Humans are evolutionary wired for both connection and grief: we naturally have the tools to recover from loss and trauma. If we had evolved to handle suffering, deep grief would not kill us.
Turning to God gives people a sense of being enveloped in loving arms that are eternal and ultimately strong. People need to know that they are not alone.
Keep breathing through the waves of anxiety: breathe in for a count of six, hold breath for a count of six, then exhale for a count of six.
Expect it to be awful. Make friend with our demons. Accept them. It will pass, but expect it to be not easy.
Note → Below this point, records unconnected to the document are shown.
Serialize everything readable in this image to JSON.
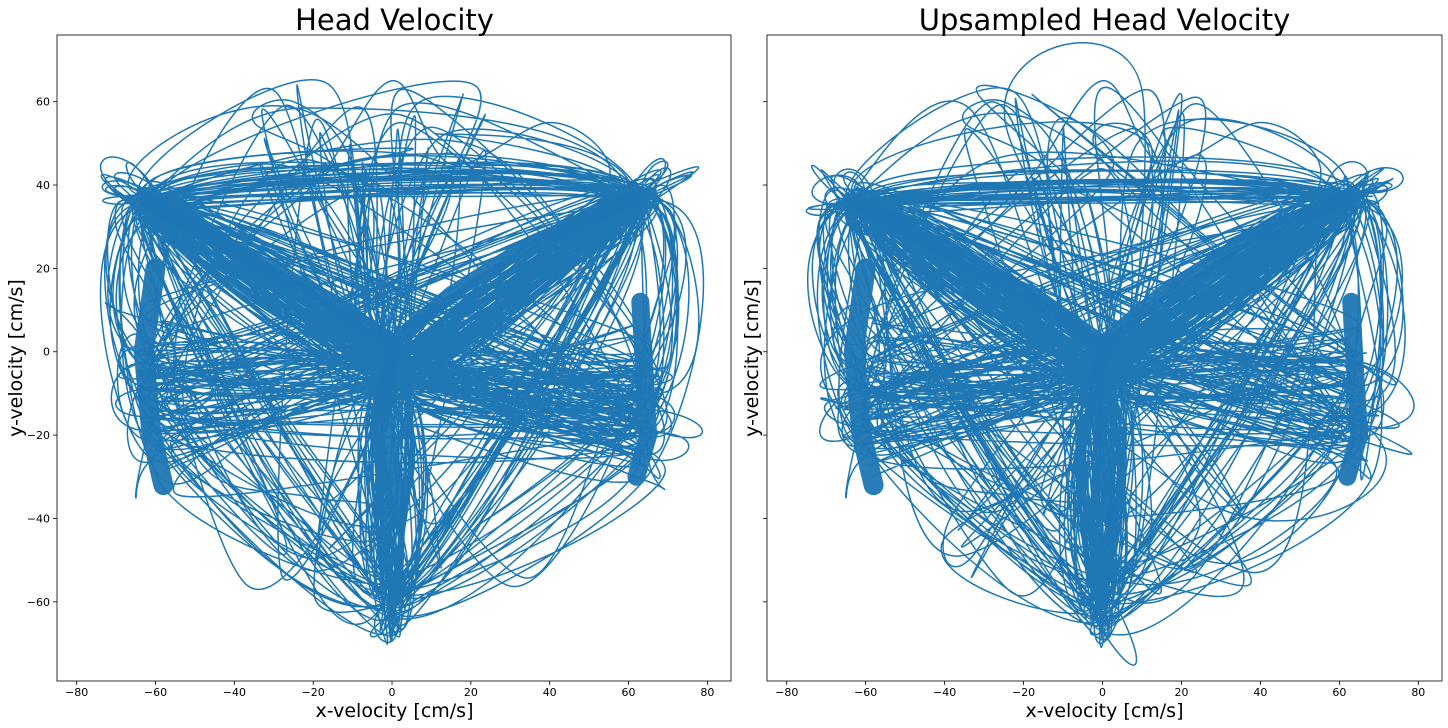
{
  "figure": {
    "colors": {
      "line": "#1f77b4",
      "axes": "#000000",
      "background": "#ffffff"
    }
  },
  "chart_data": [
    {
      "type": "line",
      "title": "Head Velocity",
      "xlabel": "x-velocity [cm/s]",
      "ylabel": "y-velocity [cm/s]",
      "xlim": [
        -85,
        86
      ],
      "ylim": [
        -79,
        76
      ],
      "xticks": [
        -80,
        -60,
        -40,
        -20,
        0,
        20,
        40,
        60,
        80
      ],
      "yticks": [
        -60,
        -40,
        -20,
        0,
        20,
        40,
        60
      ],
      "xtick_labels": [
        "−80",
        "−60",
        "−40",
        "−20",
        "0",
        "20",
        "40",
        "60",
        "80"
      ],
      "ytick_labels": [
        "−60",
        "−40",
        "−20",
        "0",
        "20",
        "40",
        "60"
      ],
      "show_ytick_labels": true,
      "grid": false,
      "series_color": "#1f77b4",
      "series": [
        {
          "name": "",
          "shape": "three-lobed velocity trajectory: arms from origin toward (-62,35), (62,37) and (0,-68); dense vertical bands near x=-62 and x=63 spanning y=-35..20",
          "x": [
            0,
            -30,
            -62,
            -70,
            -55,
            -62,
            -65,
            -60,
            -30,
            0,
            25,
            45,
            62,
            72,
            65,
            62,
            68,
            60,
            30,
            0,
            5,
            -3,
            2,
            0,
            -20,
            -45,
            -55,
            -50,
            -20,
            0,
            15,
            40,
            55,
            48,
            20,
            0,
            -10,
            -25,
            -35,
            -10,
            0
          ],
          "y": [
            0,
            18,
            36,
            30,
            0,
            -20,
            -35,
            -25,
            -10,
            0,
            15,
            28,
            37,
            30,
            5,
            -15,
            -30,
            -25,
            -10,
            0,
            -30,
            -55,
            -68,
            -40,
            -35,
            -30,
            -10,
            15,
            40,
            65,
            45,
            55,
            45,
            30,
            10,
            0,
            45,
            60,
            55,
            40,
            0
          ]
        }
      ]
    },
    {
      "type": "line",
      "title": "Upsampled Head Velocity",
      "xlabel": "x-velocity [cm/s]",
      "ylabel": "y-velocity [cm/s]",
      "xlim": [
        -85,
        86
      ],
      "ylim": [
        -79,
        76
      ],
      "xticks": [
        -80,
        -60,
        -40,
        -20,
        0,
        20,
        40,
        60,
        80
      ],
      "yticks": [
        -60,
        -40,
        -20,
        0,
        20,
        40,
        60
      ],
      "xtick_labels": [
        "−80",
        "−60",
        "−40",
        "−20",
        "0",
        "20",
        "40",
        "60",
        "80"
      ],
      "ytick_labels": [
        "",
        "",
        "",
        "",
        "",
        "",
        ""
      ],
      "show_ytick_labels": false,
      "shared_y": true,
      "grid": false,
      "series_color": "#1f77b4",
      "series": [
        {
          "name": "",
          "shape": "same trajectory as the left panel, smoothly upsampled",
          "x": [
            0,
            -30,
            -62,
            -70,
            -55,
            -62,
            -65,
            -60,
            -30,
            0,
            25,
            45,
            62,
            72,
            65,
            62,
            68,
            60,
            30,
            0,
            5,
            -3,
            2,
            0,
            -20,
            -45,
            -55,
            -50,
            -20,
            0,
            15,
            40,
            55,
            48,
            20,
            0,
            -10,
            -25,
            -35,
            -10,
            0
          ],
          "y": [
            0,
            18,
            36,
            30,
            0,
            -20,
            -35,
            -25,
            -10,
            0,
            15,
            28,
            37,
            30,
            5,
            -15,
            -30,
            -25,
            -10,
            0,
            -30,
            -55,
            -68,
            -40,
            -35,
            -30,
            -10,
            15,
            40,
            65,
            45,
            55,
            45,
            30,
            10,
            0,
            45,
            60,
            55,
            40,
            0
          ]
        }
      ]
    }
  ]
}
Respect our feelings. When we stopped fighting low moments, they passed more quickly.  Cry when you need to, give yourself opportunity to grief.
Think about how much worse things could be. Gratitude can overtook some of the grief.
Dealing with grief was like building physical stamina: the more you exercise, the faster your heart rate recovers after it is elevated.  And sometimes during especially vigorous physical activity, you discover strength you didn’t know you had.
Some things can not be fixed, and can only be carried..
We all deal with loss, and we will have to face them. But we can kick against the bottom, break the surface and breathe again.
Supporting People Who Are Griefing
Ask them how they are doing, so they can feel understood and visible. Avoiding feelings is not the same as protecting feelings.
Two things we want to know when we are in pain are that (i) we are not crazy to feel the way we do and (ii) we have support. Ask a lot of questions and listen to the answer without judging. Don’t just quiet, silence can increase suffering. Don’t give false hope, just acknowledge their pain and be with them. Speak with empathy and honesty.
People who have faced adversity tend to express more compassion toward others who are suffering. 
All over the world, there is cultural pressure to conceal negative emotions. In China and Japan, the ideal emotional state is calm and composed, in the US, we like excitement (OMG!) and enthusiasm (LOL!). Admitting that you are having a rough time is almost inappropriate.
From the grieving side, understand that those who said nothing were trying not to bring on more pain and those who said wrong things were trying to comfort. Even though option A was gone for so many of us, we were not alone. Opening up about traumatic events can improve mental and physical health. If you want others to be more open to you, you need to be more open with them.
Platinum Rule of Friendship: treat others as they want to be treated.
Self Compassion
Give yourself a second chance and don’t defined yourself by your biggest mistake!